Elkins, W. Va. –Davis Medical Center has achieved “Senior Friendly” status for its NICHE program. NICHE, which stands for Nurses Improving Care for Healthsystem Elders, is a national designation that validates a hospital’s commitment to excellence in the care of patients age 65 and older. DMC earned the NICHE designation in 2016.
The Senior Friendly status – the second highest NICHE program level — was assigned following a rigorous self-evaluation of the current state and future goals of the program at DMC.
DMC is the first and only hospital in West Virginia to have achieved the Senior Friendly NICHE designation. DMC NICHE Coordinator, Kimberlee Haher, said much hard work went into achieving this designation and said the program was developed to help assure patients age 65 and older receive treatment that is geared toward their specific age group.
“When we first started the NICHE program at DMC, we put together a board which includes people from all facets of the hospital – nutrition, physical therapy, speech, pharmacy – and then developed a mission statement,” Haher said. “The board meets at least monthly.”
One of the big NICHE projects started at DMC was a nutritional support starter kit. Haher said the center received a grant to purchase equipment and the program’s thrust is to help seniors with dementia or Alzheimer’s disease.
“We ordered specialized plates, plate guards, and cups and oversized eating utensils,” Haher said. “Our kitchen is supplied with these utensils. When we admit a patient who may have difficulty eating, it triggers an assessment by a NICHE certified nurse for possible needs in the program. After the evaluation, the kitchen is made aware so they can send up the equipment on the tray while the patient is in the hospital.”
Haher said there is also an optional finger food diet that allows the patient to use their hands to eat.
“Sometimes dementia patients don’t know what the utensils are for and finger foods allow the patient to eat,” she said.
“Once the patient is ready to go back home, they get a brand-new kit – fresh utensils to take home with them.”
Haher said the need for NICHE is obvious.
“More than 50 percent of our patients are over the age of 65. You would be surprised at the number of patients who are age 85 and older,” Haher said. “Each day in the United States, 10,000 people turn 65.”
Haher said she feels like the DMC Administration saw the need for its nurses to be prepared to care for seniors.
“I am shocked at the small amount of education nurses are getting in the geriatric area,” she said. “Geriatric patients are different. They are not the same as people age 30 to 60 – at 65 the body begins to change, things begin to slow down. People do not metabolize medication as well. Geriatric patients’ bodies are different and so are their brains, too, if we don’t keep them sharp.”
The NICHE program is not only beneficial to the patients – it also helps the nurses. NICHE provides ongoing education the nurses need. Haher said for nurses to become certified, they complete a 25.5 hour course. “There is a lot of information in that 25.5 hours. More than 90 percent of the RNs and LPNs have completed the training. The training for Patient Care Aides is 11.5 hours and 100 percent of the PCAs have completed that training.”

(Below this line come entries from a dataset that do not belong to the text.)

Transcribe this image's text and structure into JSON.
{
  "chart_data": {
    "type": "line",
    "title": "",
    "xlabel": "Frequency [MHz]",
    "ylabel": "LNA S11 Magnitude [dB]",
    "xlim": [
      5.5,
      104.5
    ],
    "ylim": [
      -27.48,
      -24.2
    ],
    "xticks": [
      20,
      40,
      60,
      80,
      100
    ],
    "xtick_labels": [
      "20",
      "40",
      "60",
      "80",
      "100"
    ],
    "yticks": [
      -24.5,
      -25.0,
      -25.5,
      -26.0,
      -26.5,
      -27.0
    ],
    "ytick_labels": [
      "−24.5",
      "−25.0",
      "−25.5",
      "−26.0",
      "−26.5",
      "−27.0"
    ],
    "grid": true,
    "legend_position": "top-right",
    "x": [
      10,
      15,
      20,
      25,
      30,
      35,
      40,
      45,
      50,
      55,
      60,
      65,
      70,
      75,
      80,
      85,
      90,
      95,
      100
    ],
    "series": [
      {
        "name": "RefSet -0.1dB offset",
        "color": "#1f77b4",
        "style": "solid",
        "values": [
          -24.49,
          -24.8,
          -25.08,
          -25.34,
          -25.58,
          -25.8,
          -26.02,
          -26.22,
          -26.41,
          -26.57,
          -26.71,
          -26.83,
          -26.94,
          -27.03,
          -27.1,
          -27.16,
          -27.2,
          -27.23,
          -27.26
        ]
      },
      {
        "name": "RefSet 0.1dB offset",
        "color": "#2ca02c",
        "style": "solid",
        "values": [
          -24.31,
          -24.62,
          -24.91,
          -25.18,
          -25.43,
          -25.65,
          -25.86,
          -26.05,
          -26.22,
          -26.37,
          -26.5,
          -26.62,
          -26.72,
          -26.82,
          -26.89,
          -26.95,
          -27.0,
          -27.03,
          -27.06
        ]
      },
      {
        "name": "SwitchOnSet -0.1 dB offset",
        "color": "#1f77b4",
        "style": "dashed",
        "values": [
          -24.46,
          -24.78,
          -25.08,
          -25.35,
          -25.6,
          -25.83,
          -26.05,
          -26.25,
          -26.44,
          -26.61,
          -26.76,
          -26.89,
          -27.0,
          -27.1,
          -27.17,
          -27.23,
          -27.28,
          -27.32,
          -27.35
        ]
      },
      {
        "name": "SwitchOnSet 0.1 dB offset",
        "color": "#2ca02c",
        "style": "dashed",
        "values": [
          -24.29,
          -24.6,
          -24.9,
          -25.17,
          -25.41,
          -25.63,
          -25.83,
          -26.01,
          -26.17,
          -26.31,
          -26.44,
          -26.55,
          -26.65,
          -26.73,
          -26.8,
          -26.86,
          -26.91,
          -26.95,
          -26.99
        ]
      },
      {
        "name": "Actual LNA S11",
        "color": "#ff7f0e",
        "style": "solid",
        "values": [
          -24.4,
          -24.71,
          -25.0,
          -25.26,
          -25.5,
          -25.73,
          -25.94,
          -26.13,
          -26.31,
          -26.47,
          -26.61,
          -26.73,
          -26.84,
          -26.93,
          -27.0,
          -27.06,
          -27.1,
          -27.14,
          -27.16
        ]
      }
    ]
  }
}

The first designation goal for the DMC NICHE program was to achieve its ‘Senior Friendly Status. “Then we will begin working on the Exemplar Status,” she said. “In order to complete this level, we must make a presentation at the National Conference and there is not another conference until 2020. We hope to make a presentation, implement other senior programs and achieve our goals to receive the Exemplar Status then.”
“I am so proud of our staff,” she said. “They have all been excited about NICHE and I hope to keep them excited about how important this is and the new things we can do and try.”
The NICHE program of the New York University Rory Meyers College of Nursing provides resources for nursing and interdisciplinary teams to achieve organizational goals for the care of older adult patients.